你的代码大部分看起来没问题,问题一定出在你传递的数据上。 检查您提供的数据的内容和数据类型。
尝试将 pandas 切片转换为 np.arrays,重新检查它们的尺寸,然后将 np.arrays 提供给 load_array()。
也可以尝试小批量,例如 64(不是 5000)。
更新:
显然,当您将 X_batch
传递给您传递 tf.tensor 的模型时,但稍后当您传递整个 X_train
或 X_test
- 您传递 pd.DataFrames 并且模型变得混乱.
您应该只更改 2 行:
y_pred_train = net(tf.constant(X_train)) # pass TF.tensor - best
#alternative:
y_pred_train = net(X_train.values) # pass np.array - also good
y_pred_test = net(tf.constant(X_test)) # make similar change here
问题看起来与数据有关(正如 Poe Dator 所说)。我认为正在发生的事情是您的网络根据接收的数据批次具有某种输入形状。

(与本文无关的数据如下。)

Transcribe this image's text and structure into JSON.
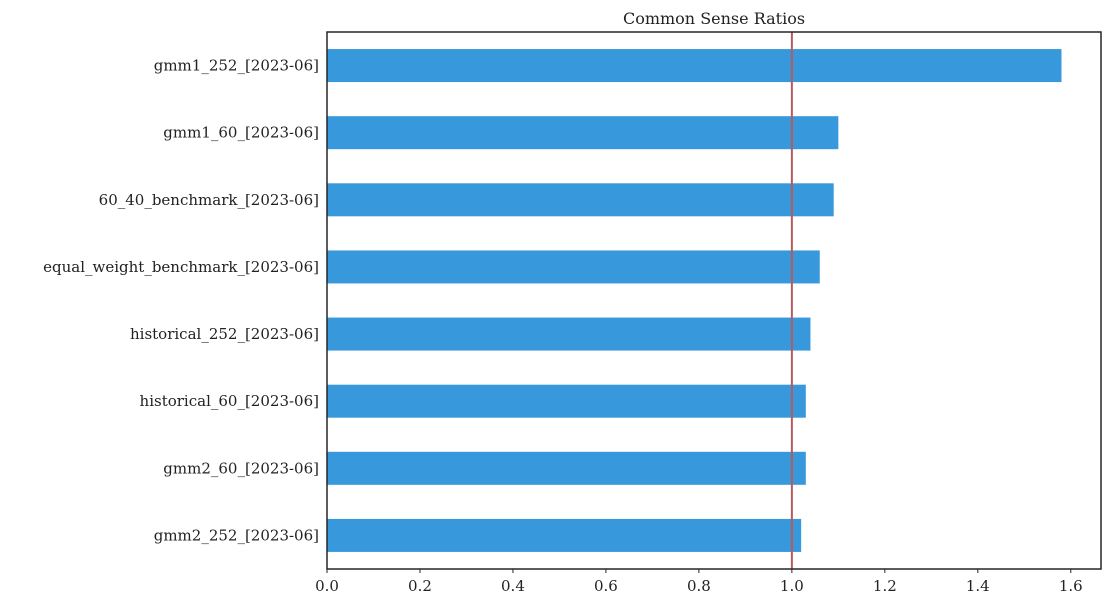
{
  "chart_data": {
    "type": "bar",
    "orientation": "horizontal",
    "title": "Common Sense Ratios",
    "xlabel": "",
    "ylabel": "",
    "categories": [
      "gmm1_252_[2023-06]",
      "gmm1_60_[2023-06]",
      "60_40_benchmark_[2023-06]",
      "equal_weight_benchmark_[2023-06]",
      "historical_252_[2023-06]",
      "historical_60_[2023-06]",
      "gmm2_60_[2023-06]",
      "gmm2_252_[2023-06]"
    ],
    "values": [
      1.58,
      1.1,
      1.09,
      1.06,
      1.04,
      1.03,
      1.03,
      1.02
    ],
    "xlim": [
      0.0,
      1.665
    ],
    "xticks": [
      "0.0",
      "0.2",
      "0.4",
      "0.6",
      "0.8",
      "1.0",
      "1.2",
      "1.4",
      "1.6"
    ],
    "reference_line": 1.0,
    "grid": false,
    "colors": {
      "bar": "#3799db",
      "reference_line": "#b55a5e",
      "frame": "#262626",
      "text": "#222222"
    }
  }
}
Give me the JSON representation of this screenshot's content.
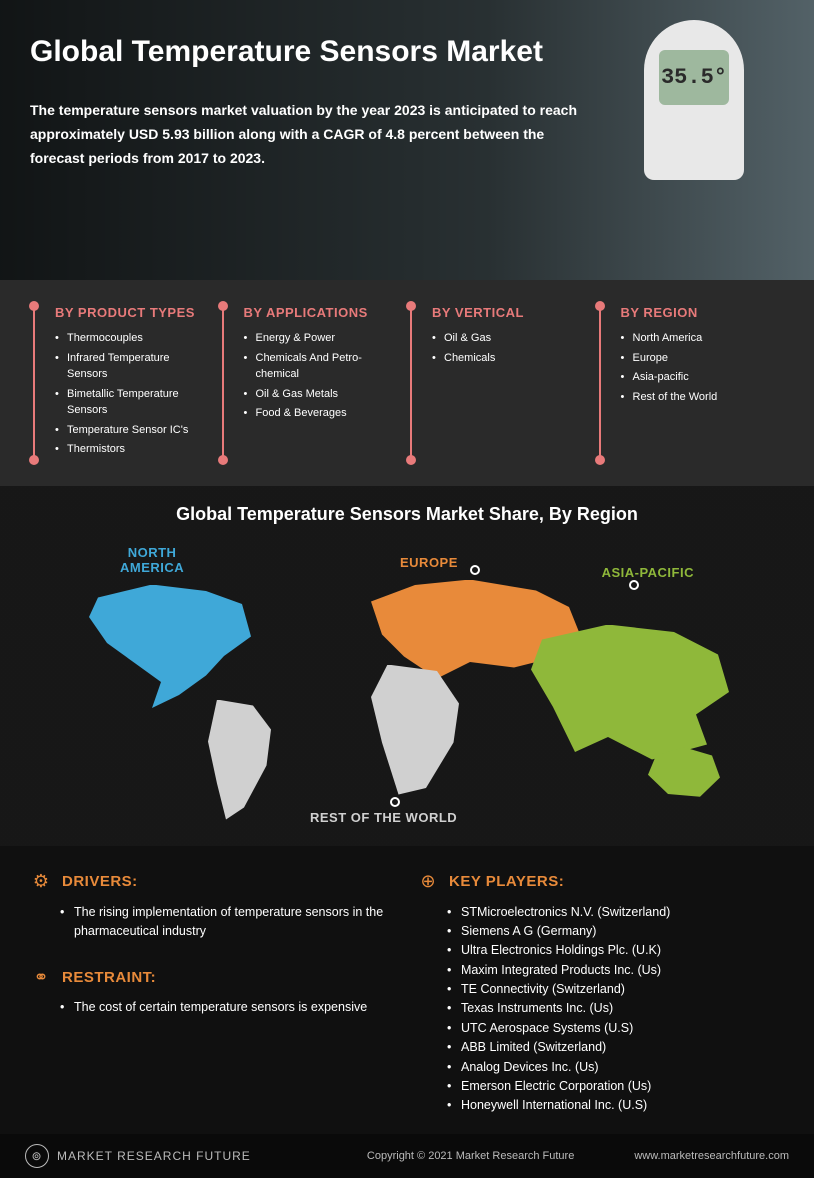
{
  "hero": {
    "title": "Global Temperature Sensors Market",
    "subtitle": "The temperature sensors market valuation by the year 2023 is anticipated to reach approximately USD 5.93 billion along with a CAGR of 4.8 percent between the forecast periods from 2017 to 2023.",
    "device_reading": "35.5°"
  },
  "segments": {
    "accent_color": "#e87a7a",
    "columns": [
      {
        "heading": "BY PRODUCT TYPES",
        "items": [
          "Thermocouples",
          "Infrared Temperature Sensors",
          "Bimetallic Temperature Sensors",
          "Temperature Sensor IC's",
          "Thermistors"
        ]
      },
      {
        "heading": "BY APPLICATIONS",
        "items": [
          "Energy & Power",
          "Chemicals And Petro-chemical",
          "Oil & Gas Metals",
          "Food & Beverages"
        ]
      },
      {
        "heading": "BY VERTICAL",
        "items": [
          "Oil & Gas",
          "Chemicals"
        ]
      },
      {
        "heading": "BY REGION",
        "items": [
          "North America",
          "Europe",
          "Asia-pacific",
          "Rest of the World"
        ]
      }
    ]
  },
  "map": {
    "title": "Global Temperature Sensors Market Share, By Region",
    "regions": {
      "na": {
        "label": "NORTH\nAMERICA",
        "color": "#3fa8d8"
      },
      "eu": {
        "label": "EUROPE",
        "color": "#e88a3a"
      },
      "ap": {
        "label": "ASIA-PACIFIC",
        "color": "#8fb83a"
      },
      "rw": {
        "label": "REST OF THE WORLD",
        "color": "#d0d0d0"
      }
    }
  },
  "bottom": {
    "header_color": "#e88a3a",
    "drivers": {
      "heading": "DRIVERS:",
      "items": [
        "The rising implementation of temperature sensors in the pharmaceutical industry"
      ]
    },
    "restraint": {
      "heading": "RESTRAINT:",
      "items": [
        "The cost of certain temperature sensors is expensive"
      ]
    },
    "key_players": {
      "heading": "KEY PLAYERS:",
      "items": [
        "STMicroelectronics N.V. (Switzerland)",
        "Siemens A G (Germany)",
        "Ultra Electronics Holdings Plc. (U.K)",
        "Maxim Integrated Products Inc. (Us)",
        "TE Connectivity (Switzerland)",
        "Texas Instruments Inc. (Us)",
        "UTC Aerospace Systems (U.S)",
        "ABB Limited (Switzerland)",
        "Analog Devices Inc. (Us)",
        "Emerson Electric Corporation (Us)",
        "Honeywell International Inc. (U.S)"
      ]
    }
  },
  "footer": {
    "brand": "MARKET RESEARCH FUTURE",
    "copyright": "Copyright © 2021 Market Research Future",
    "url": "www.marketresearchfuture.com"
  }
}
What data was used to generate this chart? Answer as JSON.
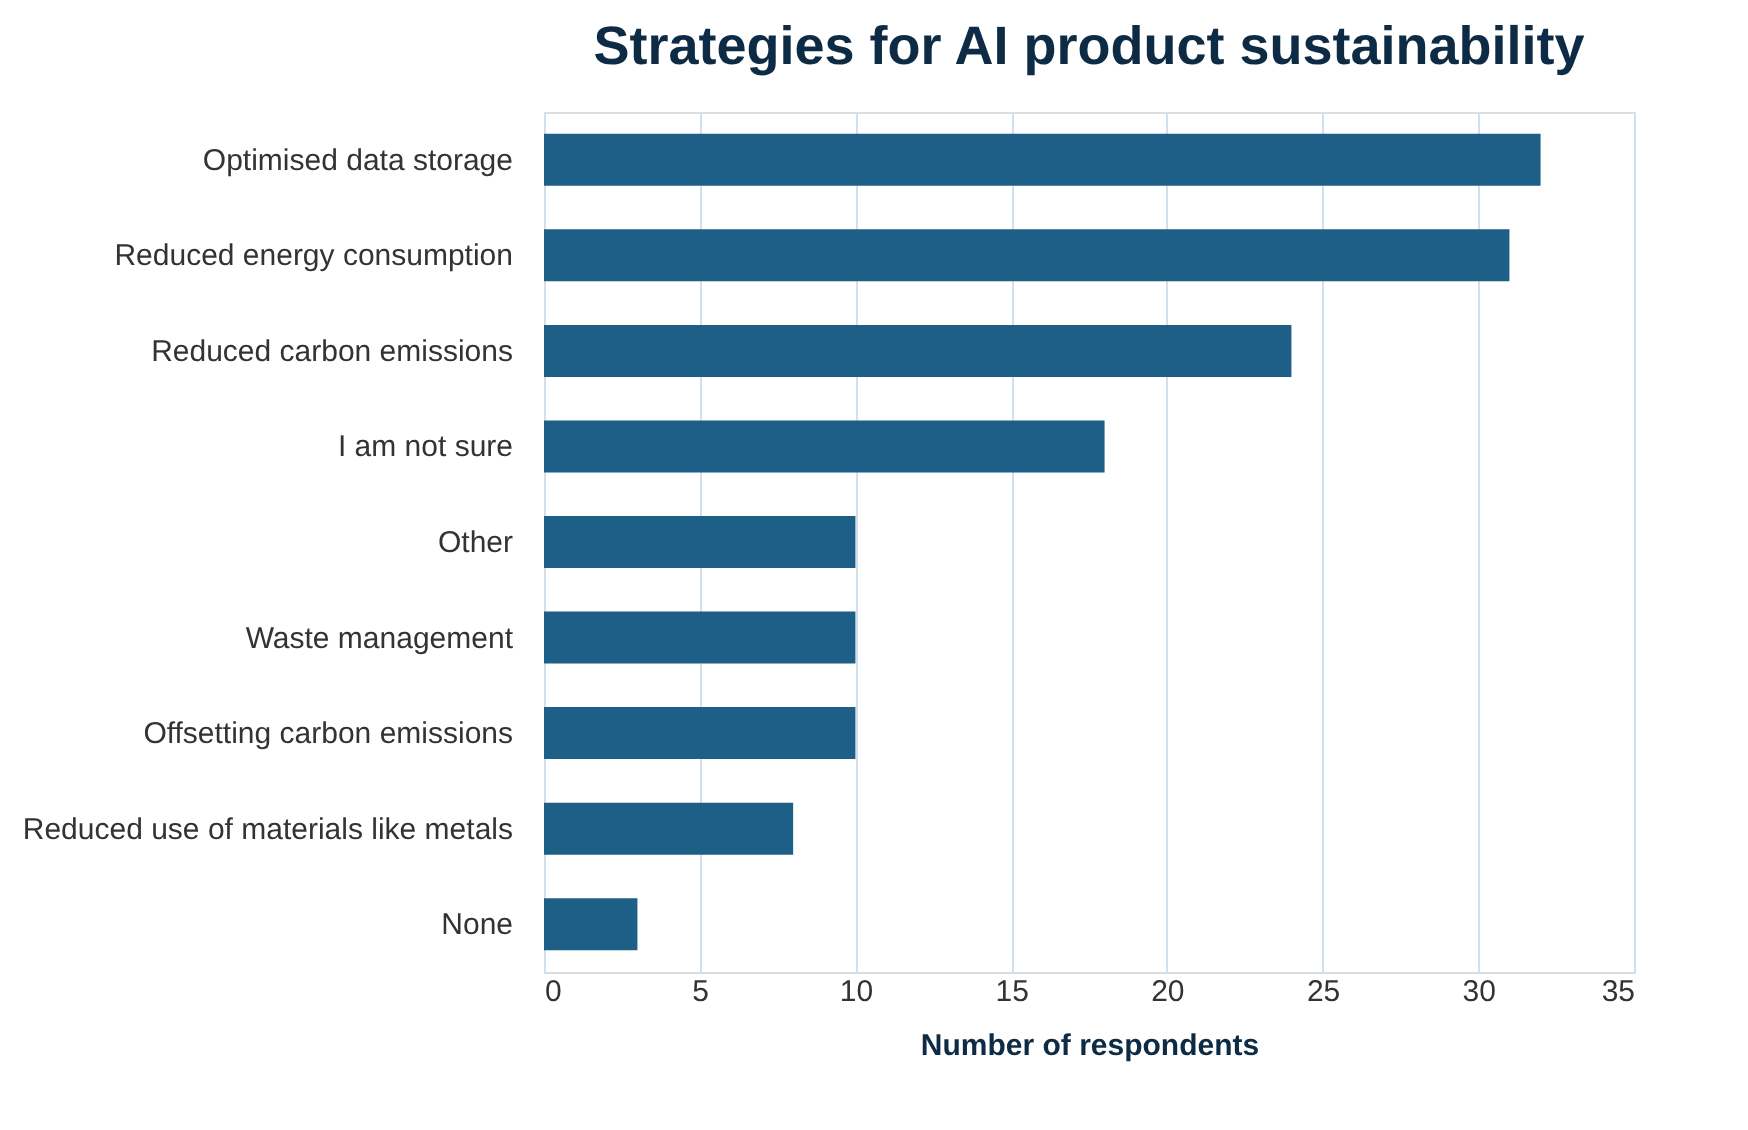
{
  "chart_data": {
    "type": "bar",
    "orientation": "horizontal",
    "title": "Strategies for AI product sustainability",
    "xlabel": "Number of respondents",
    "categories": [
      "Optimised data storage",
      "Reduced energy consumption",
      "Reduced carbon emissions",
      "I am not sure",
      "Other",
      "Waste management",
      "Offsetting carbon emissions",
      "Reduced use of materials like metals",
      "None"
    ],
    "values": [
      32,
      31,
      24,
      18,
      10,
      10,
      10,
      8,
      3
    ],
    "color": "#1d5f86",
    "xlim": [
      0,
      35
    ],
    "xticks": [
      0,
      5,
      10,
      15,
      20,
      25,
      30,
      35
    ],
    "grid": "x"
  }
}
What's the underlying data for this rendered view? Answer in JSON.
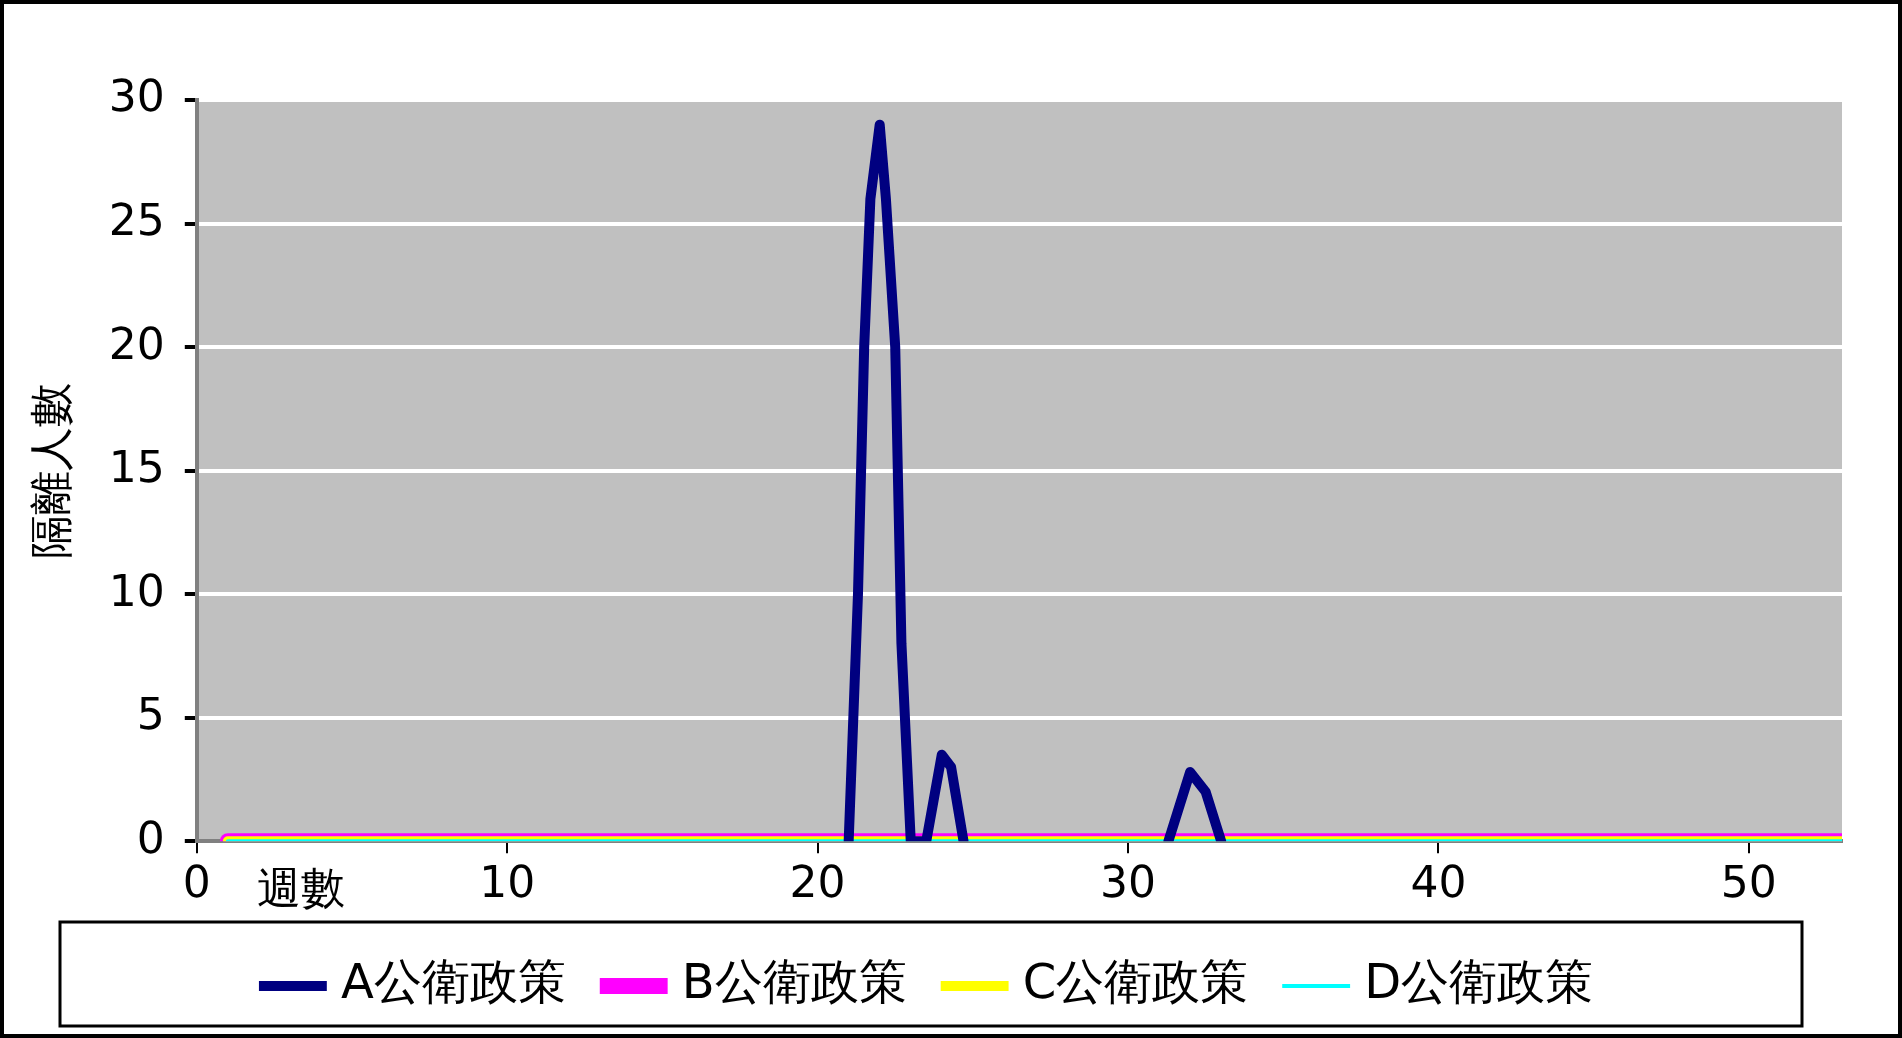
{
  "chart_data": {
    "type": "line",
    "xlabel": "週數",
    "ylabel": "隔離人數",
    "xlim": [
      0,
      53
    ],
    "xticks": [
      0,
      10,
      20,
      30,
      40,
      50
    ],
    "ylim": [
      0,
      30
    ],
    "yticks": [
      0,
      5,
      10,
      15,
      20,
      25,
      30
    ],
    "grid": "y",
    "legend": "bottom",
    "marker": "none",
    "line_style": "solid",
    "series": [
      {
        "name": "A公衛政策",
        "color": "#000080",
        "x": [
          21,
          21.3,
          21.5,
          21.7,
          22,
          22.2,
          22.5,
          22.7,
          23,
          23.5,
          24,
          24.3,
          24.7,
          28,
          31.3,
          32,
          32.5,
          33
        ],
        "values": [
          0,
          10,
          20,
          26,
          29,
          26,
          20,
          8,
          0,
          0,
          3.5,
          3,
          0,
          null,
          0,
          2.8,
          2,
          0
        ]
      },
      {
        "name": "B公衛政策",
        "color": "#ff00ff",
        "x": [
          1,
          53
        ],
        "values": [
          0,
          0
        ]
      },
      {
        "name": "C公衛政策",
        "color": "#ffff00",
        "x": [
          1,
          53
        ],
        "values": [
          0,
          0
        ]
      },
      {
        "name": "D公衛政策",
        "color": "#00ffff",
        "x": [
          1,
          53
        ],
        "values": [
          0,
          0
        ]
      }
    ]
  }
}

然后,当您尝试根据数据预测或调用您的网络时(这也会重新计算形状,因为它调用了 build() 函数),它会尝试将数据变成它期望的形状。我特别认为它期望的形状为 (batch, 1, 19) 但您的数据在 (76571, 19) 中,它找不到正确的形状。
解决此问题的几个简单步骤是:
- 调用 net.summary() 以查看它认为在训练前后得到的形状是什么
- 为第一层提供输入形状,net.add(tf.keras.layers.Dense(1, kernel_initializer=initializer, input_shape=(1, 19)))
- 将 X 数据切成与训练数据相同的形状。
- 为您的数据添加一个维度,使其成为 (76571, 1, 19) 以明确塑造它。
同样如上所述,较小的批量最好。如果您对 tensorflow 没有太多经验,我还建议您使用 model.train() 方法而不是处理梯度。这可以节省您的代码,并且更容易确保您在训练期间正确处理您的模型。